But Mr. Morey did not get rich from the Boogie Board. He sold his company sometime in 1977 or 1978 to Kransco, a toy manufacturer, for an undetermined moderate sum and received no royalties.
Mr. Morey was philosophical about his lost windfall.
“Say I had sold this for a billion dollars,” he told The Los Angeles Times in 2003. “l’m still going to be sitting here in my bathing suit. I’m not going to eat any more than I’m eating.”
Thomas Hugh Morey was born on Aug. 15, 1935, in Detroit, to Howard and Grace Morey. His father was a real estate agent, his mother a homemaker. A family move to Laguna Beach, Calif., when Tom was young introduced him to the Pacific Ocean and surfboarding.
Enrolling at the University of Southern California, he started as a music major but earned his bachelor’s degree in mathematics in 1957. While still in college, he and a classmate, Bob Tierney, created the Fantopper, a shapeable, honeycomb paper hat. They sold 100,000 of them (some to Joan Collins and Red Skelton), and the hat was featured in a cover story in Parade magazine that posed the question, “Will paper hats become a fad?”

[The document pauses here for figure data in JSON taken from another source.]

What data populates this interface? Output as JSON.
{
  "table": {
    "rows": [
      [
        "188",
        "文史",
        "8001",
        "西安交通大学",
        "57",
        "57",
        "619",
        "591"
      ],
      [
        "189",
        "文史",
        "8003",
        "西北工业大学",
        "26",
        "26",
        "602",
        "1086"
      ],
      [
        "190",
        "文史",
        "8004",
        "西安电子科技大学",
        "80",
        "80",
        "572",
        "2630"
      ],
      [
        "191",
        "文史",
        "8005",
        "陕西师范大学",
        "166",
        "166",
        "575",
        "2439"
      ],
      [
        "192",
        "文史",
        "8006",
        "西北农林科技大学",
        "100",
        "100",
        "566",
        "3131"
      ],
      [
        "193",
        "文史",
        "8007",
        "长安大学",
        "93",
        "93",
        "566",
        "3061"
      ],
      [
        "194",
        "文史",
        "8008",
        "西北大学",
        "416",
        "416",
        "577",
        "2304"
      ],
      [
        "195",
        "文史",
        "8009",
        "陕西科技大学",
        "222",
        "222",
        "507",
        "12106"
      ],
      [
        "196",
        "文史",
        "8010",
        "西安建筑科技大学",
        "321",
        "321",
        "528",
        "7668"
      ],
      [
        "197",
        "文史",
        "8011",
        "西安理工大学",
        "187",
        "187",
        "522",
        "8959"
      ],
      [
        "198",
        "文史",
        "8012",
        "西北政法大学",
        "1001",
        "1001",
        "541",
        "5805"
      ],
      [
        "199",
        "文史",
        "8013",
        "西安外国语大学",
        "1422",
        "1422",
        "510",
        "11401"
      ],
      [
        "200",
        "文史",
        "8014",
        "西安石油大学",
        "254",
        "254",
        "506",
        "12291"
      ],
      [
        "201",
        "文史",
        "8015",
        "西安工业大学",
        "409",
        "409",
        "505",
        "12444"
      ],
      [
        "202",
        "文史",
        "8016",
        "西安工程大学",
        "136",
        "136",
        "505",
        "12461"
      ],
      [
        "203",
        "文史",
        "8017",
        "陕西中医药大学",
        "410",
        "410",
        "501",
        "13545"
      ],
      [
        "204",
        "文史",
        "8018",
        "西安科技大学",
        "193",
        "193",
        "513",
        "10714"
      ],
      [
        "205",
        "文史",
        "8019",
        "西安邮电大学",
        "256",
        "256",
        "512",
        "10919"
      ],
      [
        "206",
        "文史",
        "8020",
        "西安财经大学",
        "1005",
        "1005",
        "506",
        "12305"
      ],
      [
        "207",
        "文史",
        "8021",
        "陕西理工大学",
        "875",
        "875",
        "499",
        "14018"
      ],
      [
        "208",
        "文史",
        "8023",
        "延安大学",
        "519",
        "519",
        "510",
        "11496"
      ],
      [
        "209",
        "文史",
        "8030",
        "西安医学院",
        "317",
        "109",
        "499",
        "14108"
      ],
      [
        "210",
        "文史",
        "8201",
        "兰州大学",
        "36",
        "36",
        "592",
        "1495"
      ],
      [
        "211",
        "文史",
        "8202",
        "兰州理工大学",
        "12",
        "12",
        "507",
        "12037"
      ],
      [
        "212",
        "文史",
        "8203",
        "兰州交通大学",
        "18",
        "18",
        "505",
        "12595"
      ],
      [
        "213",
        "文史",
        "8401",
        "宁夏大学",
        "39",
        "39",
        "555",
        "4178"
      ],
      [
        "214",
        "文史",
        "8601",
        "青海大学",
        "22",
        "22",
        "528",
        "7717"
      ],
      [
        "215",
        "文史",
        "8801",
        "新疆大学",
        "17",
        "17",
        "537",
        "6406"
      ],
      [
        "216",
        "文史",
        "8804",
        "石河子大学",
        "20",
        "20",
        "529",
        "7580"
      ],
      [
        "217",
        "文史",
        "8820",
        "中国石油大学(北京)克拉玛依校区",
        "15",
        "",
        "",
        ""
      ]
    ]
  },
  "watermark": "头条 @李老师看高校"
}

Mr. Morey joined Douglas Aircraft in the late 1950s after a stint in the Army. At Douglas he specialized in composite materials (which he already knew about from his early surfboard making) but left several years later to open a surf shop and build custom surfboards in Ventura, Calif. He organized the Tom Morey Invitational surfing tournament in Ventura in 1965; it’s believed to be the sport’s first prize-money competition.
After the sale of his Boogie Board business, Mr. Morey continued to work on surfboard innovations while playing drums with a band at the Mauna Kea Beach Hotel on Hawaii’s big island. In 1985, needing money, he moved to Washington State, where he took a job with Boeing and returned to working with composite materials.